With the likes of Manchester United legend Paul Scholes signing for the Premier Futsal League we take a look at the game and see what the fuss is all about.

What is Futsal?

Futsal is essentially football with a twist (and a lot less number of rules), it's a five a side game which includes one goalkeeper for each side, with a much smaller pitch, mostly played indoor stadiums and a (slightly) different ball. With the small nature of the pitch, the players playing in the league need to have much more close control and better technique on the ball.

Futsal games are mostly littered with wonderful skill and occasions of showboating and tends to be a lot more entertaining than traditional football, as individual skill takes the front seat over tactics and formations.

Futsal Rules

The USP of the game is that it doesn't have a lot of rules, apart from there being five players in each team. There are not so many lines on the pitch as there is in a football, but there are those subtle changes from traditional football.

Futsal Pitch : There is ongoing misconception that a Futsal pitch is the same as a basketball pitch, a basketball pitch is 420 square metres (28m X 15m) whereas a futsal pitch is much bigger 800 square metres (40m X 20 m), that makes it almost double the size.

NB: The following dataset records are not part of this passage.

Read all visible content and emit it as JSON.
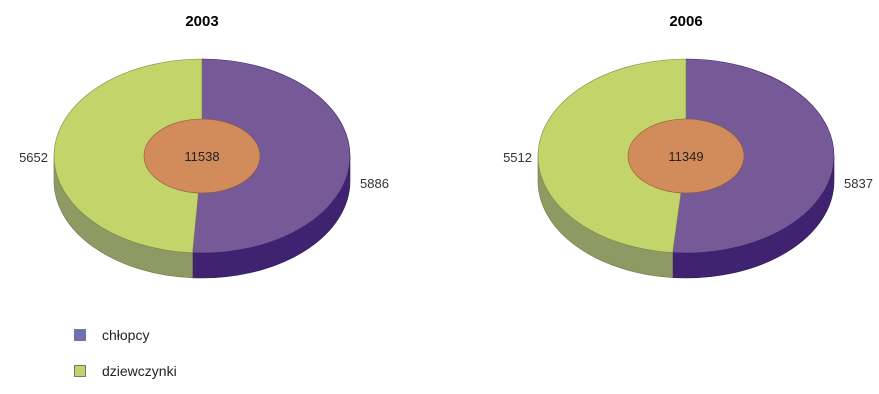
{
  "chart_data": [
    {
      "type": "pie",
      "title": "2003",
      "total": "11538",
      "slices": [
        {
          "name": "chłopcy",
          "value": 5886,
          "label": "5886"
        },
        {
          "name": "dziewczynki",
          "value": 5652,
          "label": "5652"
        }
      ]
    },
    {
      "type": "pie",
      "title": "2006",
      "total": "11349",
      "slices": [
        {
          "name": "chłopcy",
          "value": 5837,
          "label": "5837"
        },
        {
          "name": "dziewczynki",
          "value": 5512,
          "label": "5512"
        }
      ]
    }
  ],
  "legend": {
    "placement": "bottom-left",
    "items": [
      {
        "name": "chłopcy",
        "color": "#6f71b7"
      },
      {
        "name": "dziewczynki",
        "color": "#c2d46a"
      }
    ]
  },
  "colors": {
    "chlopcy_top": "#765a98",
    "chlopcy_side": "#3f2370",
    "dziewczynki_top": "#c2d46a",
    "dziewczynki_side": "#8e9a63",
    "center": "#d28c5c"
  }
}
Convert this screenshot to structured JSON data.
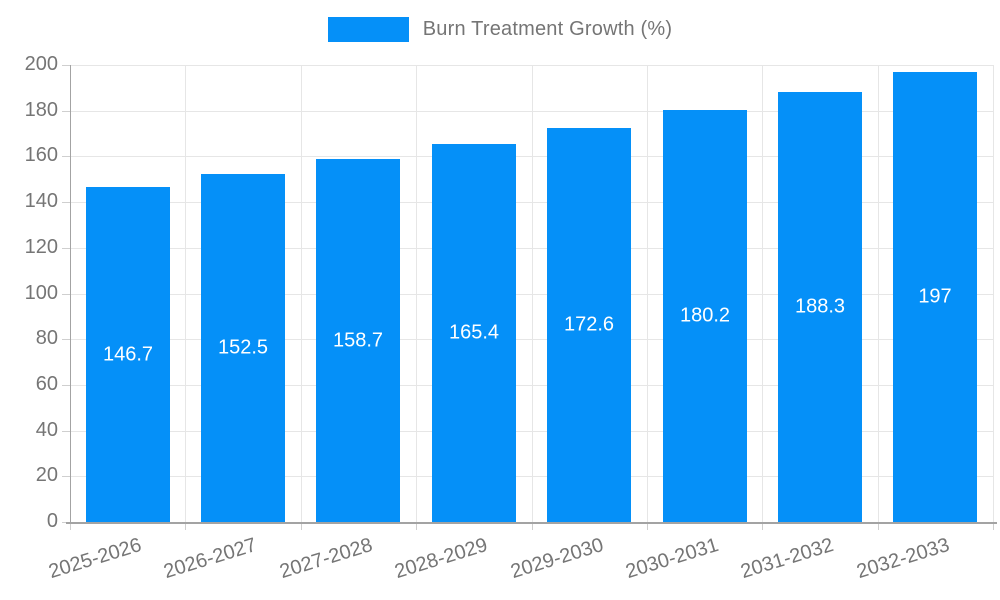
{
  "legend": {
    "label": "Burn Treatment Growth (%)",
    "swatch_color": "#0590f8"
  },
  "chart_data": {
    "type": "bar",
    "title": "Burn Treatment Growth (%)",
    "categories": [
      "2025-2026",
      "2026-2027",
      "2027-2028",
      "2028-2029",
      "2029-2030",
      "2030-2031",
      "2031-2032",
      "2032-2033"
    ],
    "values": [
      146.7,
      152.5,
      158.7,
      165.4,
      172.6,
      180.2,
      188.3,
      197
    ],
    "value_labels": [
      "146.7",
      "152.5",
      "158.7",
      "165.4",
      "172.6",
      "180.2",
      "188.3",
      "197"
    ],
    "xlabel": "",
    "ylabel": "",
    "ylim": [
      0,
      200
    ],
    "ytick_step": 20,
    "ytick_labels": [
      "0",
      "20",
      "40",
      "60",
      "80",
      "100",
      "120",
      "140",
      "160",
      "180",
      "200"
    ],
    "grid": true,
    "legend_position": "top",
    "colors": {
      "bar": "#0590f8",
      "bar_value_text": "#ffffff",
      "axis_text": "#757575",
      "gridline": "#e6e6e6",
      "axis_line": "#a3a3a3"
    }
  }
}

Futsal Ball : A futsal ball is normally of the circumference of 62 -64 cm, but the ball's bladder is filled with foam as opposed to air in a traditional football. The logic behind this is due to the hard surface a normal football would bounce high on a hard pitch, but a futsal ball being slightly heavier bounces a maximum of 65 cm if dropped from a height of 2 metres.

Time of the game: The game is played in two halves of twenty minutes each, the time stops for every dead ball like in a hockey game (eliminating the concept of injury time). There is a break of fifteen minutes between each half.

Referees: There are three referees for each game, two who officiate the games from the touchline, one on each side, one (who is on the side of the timekeeper) communicates with the timekeeper whenever needed. The third official is on the timekeepers table who keeps track of both team's benches.

Substitutes: Rolling substitutions are allowed during the game, with 12 players maximum from each side allowed to play for a single game.

Kick-Ins: There are no throw-ins as seen in a football game, instead the players kick the ball in from the touchline. The place of the kick-in should be in close proximity from the place where the ball went out, and the kick-in should be under four seconds of the ball going out or an indirect freekick is given to the other team.

Freekicks and Penalties: A free kick has to be taken from the area of the foul, normally an indirect free kick is awarded, and has to be taken under four seconds or an indirect freekick is given to the other team.

Goalkeeper Pass-back Restriction/ Goal kick: When in possession of the ball, the goalkeeper has to get rid of it under seconds. Interestingly, a goal-kick is the goalkeeper throwing the ball out, against kicking it out. Once the goalkeepers released the ball, he can't touch the ball unless it has already gone out or an opposition has touched it.

Futsal Shoes: The studs are normally made of rubber soles to allow the players playing comfortably on the playing surface.

Offside Rule: There is no offside rule. Thank god for that.

So excited? With Indian Premier Futsal up around the corner, everyone should be. Let the games begin.